Faolán smirked. “Donut.” Where had this word set come from?
...
All up, he repeated a dozen words back to Madigan. Then the wolf jumped down from the work bench and stood by Faolán’s hip.
“May I pet you?” asked Faolán, not sure what else to do with the wolf.
“Petting protocol engaged.”
Faolán sat down on his haunches and stroked Madigan’s thick neck ruff. The fur was as soft and pleasant as a real dog’s. Er, wolf’s. Madigan’s tongue lolled out, so Faolán rubbed a bit more vigorously, giving the wolf a bit of a scratch, and got that sweet spot between the ears. Would an android animal enjoy this the way a real animal would? Or was this ‘petting protocol’ for Faolán’s benefit alone?
Shaula had moved over to a terminal and was typing what looked like code.
“Those the instructions?” he asked her.
“Yes. I am coding Madigan in for the electrofilm window in the meeting room so he may leave the building without assistance, and directing him to chase down our expedition and find you. Once you have reminded me of all of this, I will assist you further in the bonding process during our journey to the wreck.”

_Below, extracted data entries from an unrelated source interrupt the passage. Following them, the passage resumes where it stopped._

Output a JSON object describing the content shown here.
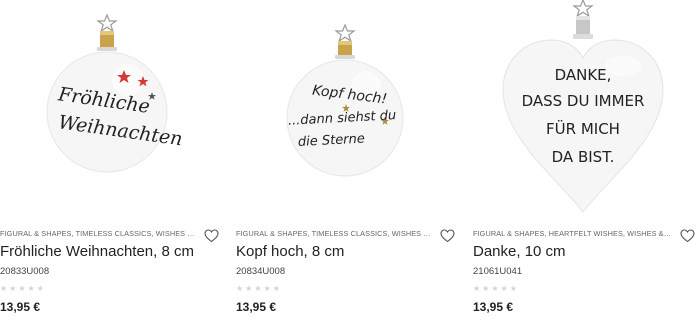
{
  "products": [
    {
      "categories": "FIGURAL & SHAPES, TIMELESS CLASSICS, WISHES & SAYI...",
      "title": "Fröhliche Weihnachten, 8 cm",
      "sku": "20833U008",
      "rating_stars": "★★★★★",
      "rating": 0,
      "price": "13,95 €",
      "ornament_text": [
        "Fröhliche",
        "Weihnachten"
      ],
      "ornament_shape": "ball",
      "wishlist_icon": "heart-outline-icon"
    },
    {
      "categories": "FIGURAL & SHAPES, TIMELESS CLASSICS, WISHES & SAYI...",
      "title": "Kopf hoch, 8 cm",
      "sku": "20834U008",
      "rating_stars": "★★★★★",
      "rating": 0,
      "price": "13,95 €",
      "ornament_text": [
        "Kopf hoch!",
        "...dann siehst du",
        "die Sterne"
      ],
      "ornament_shape": "ball",
      "wishlist_icon": "heart-outline-icon"
    },
    {
      "categories": "FIGURAL & SHAPES, HEARTFELT WISHES, WISHES & SAYI...",
      "title": "Danke, 10 cm",
      "sku": "21061U041",
      "rating_stars": "★★★★★",
      "rating": 0,
      "price": "13,95 €",
      "ornament_text": [
        "DANKE,",
        "DASS DU IMMER",
        "FÜR MICH",
        "DA BIST."
      ],
      "ornament_shape": "heart",
      "wishlist_icon": "heart-outline-icon"
    }
  ],
  "colors": {
    "ornament": "#f7f7f7",
    "cap_gold": "#c9a34a",
    "star_red": "#d33a3a",
    "star_gold": "#b08a3a",
    "rating_empty": "#d4d4d4"
  }
}
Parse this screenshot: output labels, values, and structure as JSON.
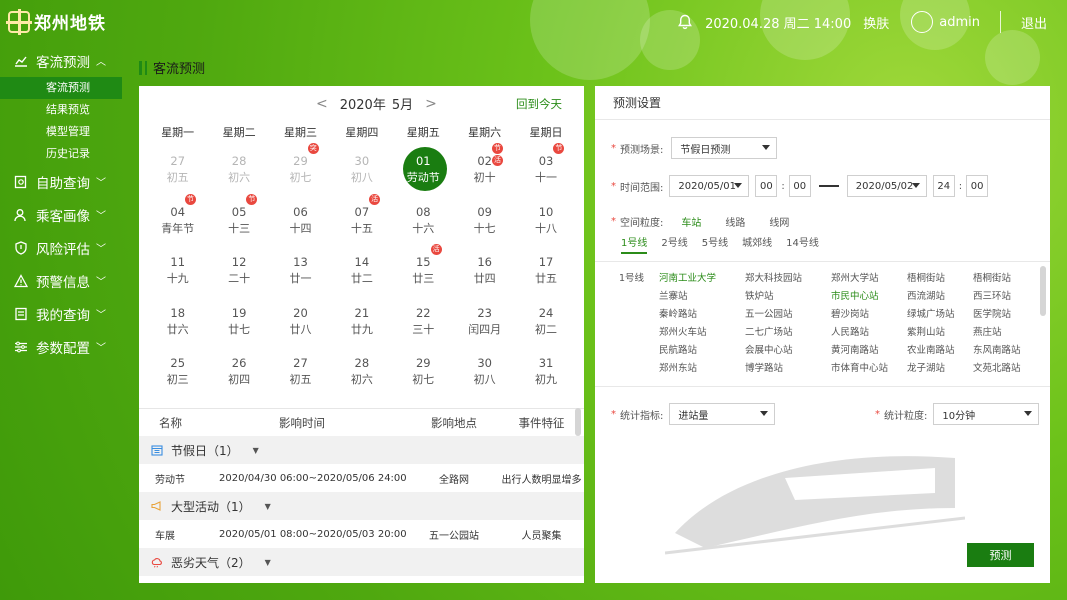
{
  "header": {
    "logo_text": "郑州地铁",
    "datetime": "2020.04.28 周二 14:00",
    "theme": "换肤",
    "user": "admin",
    "logout": "退出"
  },
  "sidebar": {
    "groups": [
      {
        "label": "客流预测",
        "icon": "chart-icon",
        "subs": [
          "客流预测",
          "结果预览",
          "模型管理",
          "历史记录"
        ]
      },
      {
        "label": "自助查询",
        "icon": "search-doc-icon"
      },
      {
        "label": "乘客画像",
        "icon": "user-icon"
      },
      {
        "label": "风险评估",
        "icon": "shield-icon"
      },
      {
        "label": "预警信息",
        "icon": "warning-icon"
      },
      {
        "label": "我的查询",
        "icon": "doc-icon"
      },
      {
        "label": "参数配置",
        "icon": "settings-icon"
      }
    ]
  },
  "panel_title": "客流预测",
  "calendar": {
    "year_label": "2020年",
    "month_label": "5月",
    "back_today": "回到今天",
    "weekdays": [
      "星期一",
      "星期二",
      "星期三",
      "星期四",
      "星期五",
      "星期六",
      "星期日"
    ],
    "weeks": [
      [
        {
          "n": "27",
          "l": "初五",
          "o": true
        },
        {
          "n": "28",
          "l": "初六",
          "o": true
        },
        {
          "n": "29",
          "l": "初七",
          "o": true,
          "b": "突"
        },
        {
          "n": "30",
          "l": "初八",
          "o": true
        },
        {
          "n": "01",
          "l": "劳动节",
          "sel": true
        },
        {
          "n": "02",
          "l": "初十",
          "b": "节",
          "b2": "活"
        },
        {
          "n": "03",
          "l": "十一",
          "b": "节"
        }
      ],
      [
        {
          "n": "04",
          "l": "青年节",
          "b": "节"
        },
        {
          "n": "05",
          "l": "十三",
          "b": "节"
        },
        {
          "n": "06",
          "l": "十四"
        },
        {
          "n": "07",
          "l": "十五",
          "b": "活"
        },
        {
          "n": "08",
          "l": "十六"
        },
        {
          "n": "09",
          "l": "十七"
        },
        {
          "n": "10",
          "l": "十八"
        }
      ],
      [
        {
          "n": "11",
          "l": "十九"
        },
        {
          "n": "12",
          "l": "二十"
        },
        {
          "n": "13",
          "l": "廿一"
        },
        {
          "n": "14",
          "l": "廿二"
        },
        {
          "n": "15",
          "l": "廿三",
          "b": "活"
        },
        {
          "n": "16",
          "l": "廿四"
        },
        {
          "n": "17",
          "l": "廿五"
        }
      ],
      [
        {
          "n": "18",
          "l": "廿六"
        },
        {
          "n": "19",
          "l": "廿七"
        },
        {
          "n": "20",
          "l": "廿八"
        },
        {
          "n": "21",
          "l": "廿九"
        },
        {
          "n": "22",
          "l": "三十"
        },
        {
          "n": "23",
          "l": "闰四月"
        },
        {
          "n": "24",
          "l": "初二"
        }
      ],
      [
        {
          "n": "25",
          "l": "初三"
        },
        {
          "n": "26",
          "l": "初四"
        },
        {
          "n": "27",
          "l": "初五"
        },
        {
          "n": "28",
          "l": "初六"
        },
        {
          "n": "29",
          "l": "初七"
        },
        {
          "n": "30",
          "l": "初八"
        },
        {
          "n": "31",
          "l": "初九"
        }
      ]
    ]
  },
  "events": {
    "headers": [
      "名称",
      "影响时间",
      "影响地点",
      "事件特征"
    ],
    "groups": [
      {
        "title": "节假日（1）",
        "icon": "calendar-icon",
        "rows": [
          [
            "劳动节",
            "2020/04/30  06:00~2020/05/06  24:00",
            "全路网",
            "出行人数明显增多"
          ]
        ]
      },
      {
        "title": "大型活动（1）",
        "icon": "megaphone-icon",
        "rows": [
          [
            "车展",
            "2020/05/01  08:00~2020/05/03  20:00",
            "五一公园站",
            "人员聚集"
          ]
        ]
      },
      {
        "title": "恶劣天气（2）",
        "icon": "weather-icon",
        "rows": []
      }
    ]
  },
  "settings": {
    "title": "预测设置",
    "scene_label": "预测场景:",
    "scene_value": "节假日预测",
    "time_label": "时间范围:",
    "start_date": "2020/05/01",
    "start_h": "00",
    "start_m": "00",
    "end_date": "2020/05/02",
    "end_h": "24",
    "end_m": "00",
    "granularity_label": "空间粒度:",
    "granularity_opts": [
      "车站",
      "线路",
      "线网"
    ],
    "line_tabs": [
      "1号线",
      "2号线",
      "5号线",
      "城郊线",
      "14号线"
    ],
    "station_line": "1号线",
    "stations": [
      {
        "t": "河南工业大学",
        "g": true
      },
      {
        "t": "郑大科技园站"
      },
      {
        "t": "郑州大学站"
      },
      {
        "t": "梧桐街站"
      },
      {
        "t": "梧桐街站"
      },
      {
        "t": "兰寨站"
      },
      {
        "t": "铁炉站"
      },
      {
        "t": "市民中心站",
        "g": true
      },
      {
        "t": "西流湖站"
      },
      {
        "t": "西三环站"
      },
      {
        "t": "秦岭路站"
      },
      {
        "t": "五一公园站"
      },
      {
        "t": "碧沙岗站"
      },
      {
        "t": "绿城广场站"
      },
      {
        "t": "医学院站"
      },
      {
        "t": "郑州火车站"
      },
      {
        "t": "二七广场站"
      },
      {
        "t": "人民路站"
      },
      {
        "t": "紫荆山站"
      },
      {
        "t": "燕庄站"
      },
      {
        "t": "民航路站"
      },
      {
        "t": "会展中心站"
      },
      {
        "t": "黄河南路站"
      },
      {
        "t": "农业南路站"
      },
      {
        "t": "东风南路站"
      },
      {
        "t": "郑州东站"
      },
      {
        "t": "博学路站"
      },
      {
        "t": "市体育中心站"
      },
      {
        "t": "龙子湖站"
      },
      {
        "t": "文苑北路站"
      }
    ],
    "metric_label": "统计指标:",
    "metric_value": "进站量",
    "tgran_label": "统计粒度:",
    "tgran_value": "10分钟",
    "predict_button": "预测"
  }
}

Goodness only knew what the others would think when a large grey wolf chased him down. But that was a problem for tomorrow. “I look forward to working with you, Madigan,” said Faolán as if greeting a new coworker.

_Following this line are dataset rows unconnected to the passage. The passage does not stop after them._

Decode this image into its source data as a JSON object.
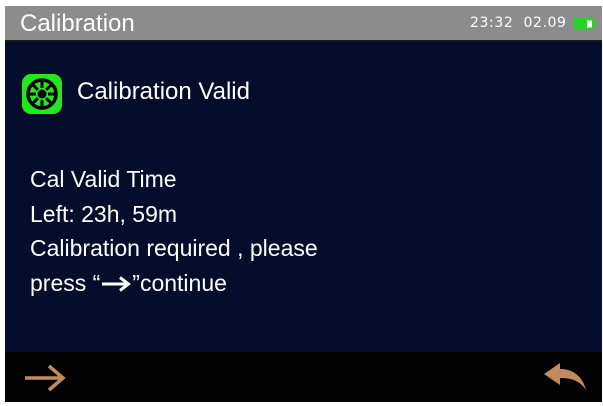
{
  "status_bar": {
    "title": "Calibration",
    "time": "23:32",
    "date": "02.09",
    "battery_icon": "battery-charging-icon",
    "battery_color": "#29d22a"
  },
  "calibration": {
    "status_icon": "calibration-gear-icon",
    "status_icon_color": "#22e81e",
    "status_text": "Calibration Valid"
  },
  "message": {
    "line1": "Cal Valid Time",
    "line2": "Left: 23h, 59m",
    "line3": "Calibration required , please",
    "line4_prefix": "press “",
    "line4_arrow_icon": "right-arrow-icon",
    "line4_suffix": "”continue"
  },
  "bottom_bar": {
    "next_icon": "right-arrow-icon",
    "back_icon": "return-arrow-icon",
    "icon_color": "#c58a5b"
  }
}
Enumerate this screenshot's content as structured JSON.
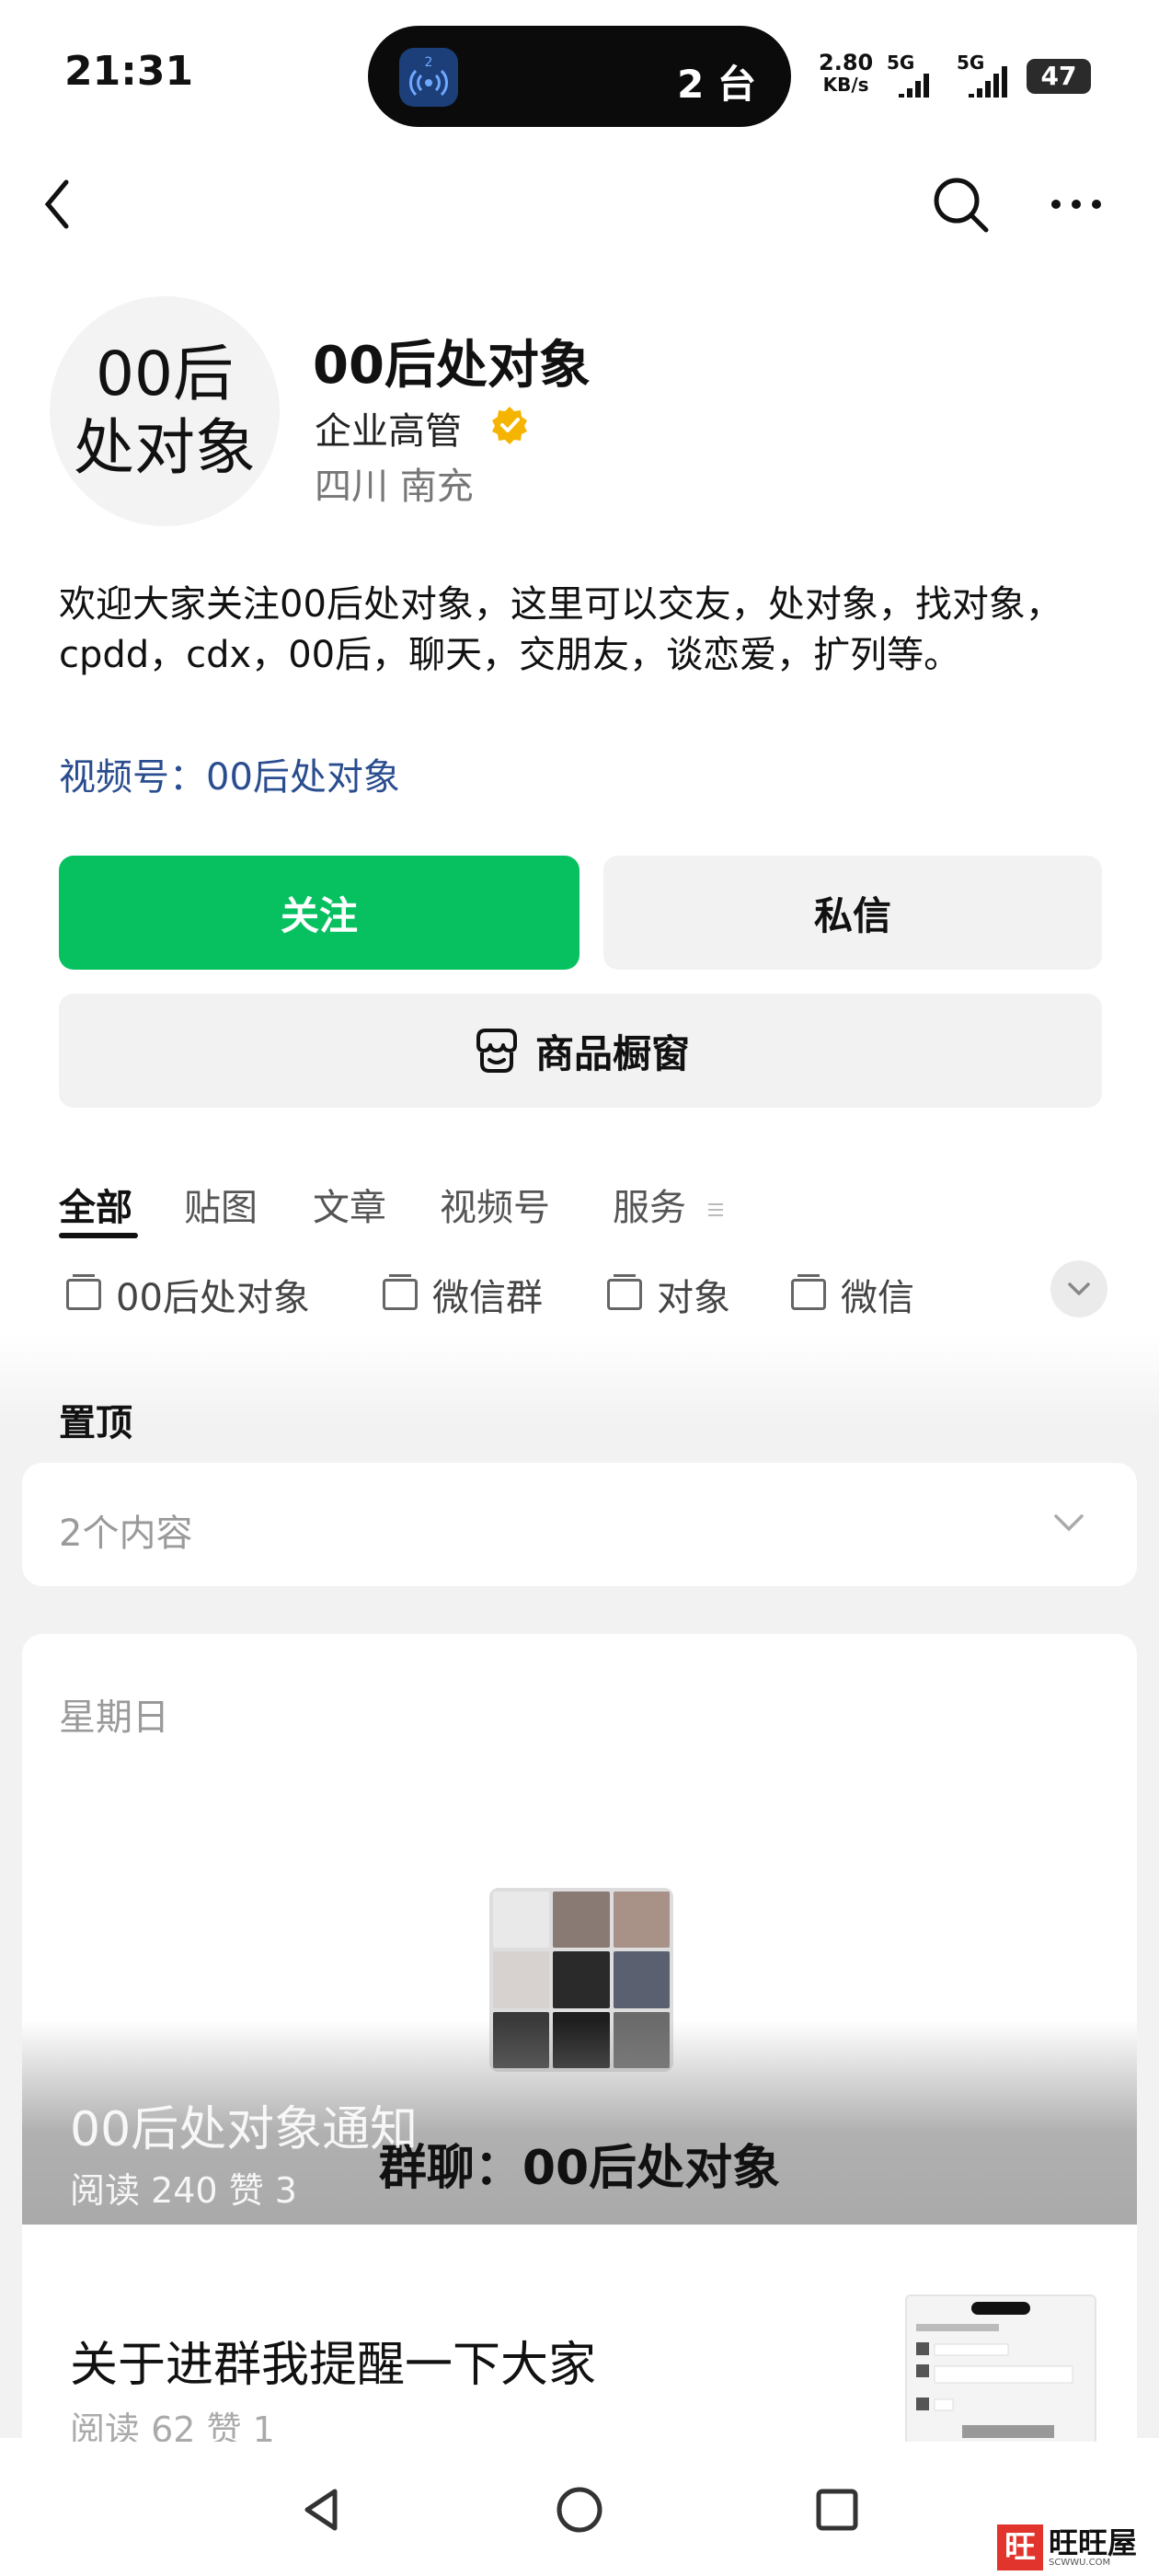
{
  "status_bar": {
    "time": "21:31",
    "island_badge": "2",
    "island_text": "2 台",
    "net_speed": "2.80",
    "net_unit": "KB/s",
    "signal1": "5G",
    "signal2": "5G",
    "battery": "47"
  },
  "profile": {
    "avatar_line1": "00后",
    "avatar_line2": "处对象",
    "name": "00后处对象",
    "title": "企业高管",
    "location": "四川 南充",
    "description": "欢迎大家关注00后处对象，这里可以交友，处对象，找对象，cpdd，cdx，00后，聊天，交朋友，谈恋爱，扩列等。",
    "video_link": "视频号：00后处对象"
  },
  "actions": {
    "follow": "关注",
    "message": "私信",
    "shop": "商品橱窗"
  },
  "tabs": [
    "全部",
    "贴图",
    "文章",
    "视频号",
    "服务"
  ],
  "categories": [
    "00后处对象",
    "微信群",
    "对象",
    "微信"
  ],
  "pinned": {
    "label": "置顶",
    "count": "2个内容"
  },
  "posts": [
    {
      "date": "星期日",
      "overlay_label": "群聊：00后处对象",
      "title": "00后处对象通知",
      "stats": "阅读 240  赞 3"
    },
    {
      "title": "关于进群我提醒一下大家",
      "stats": "阅读 62  赞 1"
    }
  ],
  "watermark": {
    "mark": "旺",
    "text": "旺旺屋",
    "site": "SCWWU.COM"
  },
  "colors": {
    "primary_green": "#07c160",
    "link_blue": "#2a4d8f",
    "verified_gold": "#f5b400"
  }
}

“Likewise,” said Madigan. “Please indicate to me what information you would like conveyed to you upon first meeting in a day.”
“Uh, I’ll let you know tomorrow when I’ve had time to think.”
Shaula led Madigan back into its cubby, then walked across the hall to a meeting room. Faolán followed. It was time for him to pretend he’d just arrived. “What can I do for you?”
He then had a normal meeting with Shaula, all the while wondering how well their reunion with Madigan would go the next day. It would be a huge hassle, surely. Yep, beyond a doubt.
What an inauspicious start to the trip.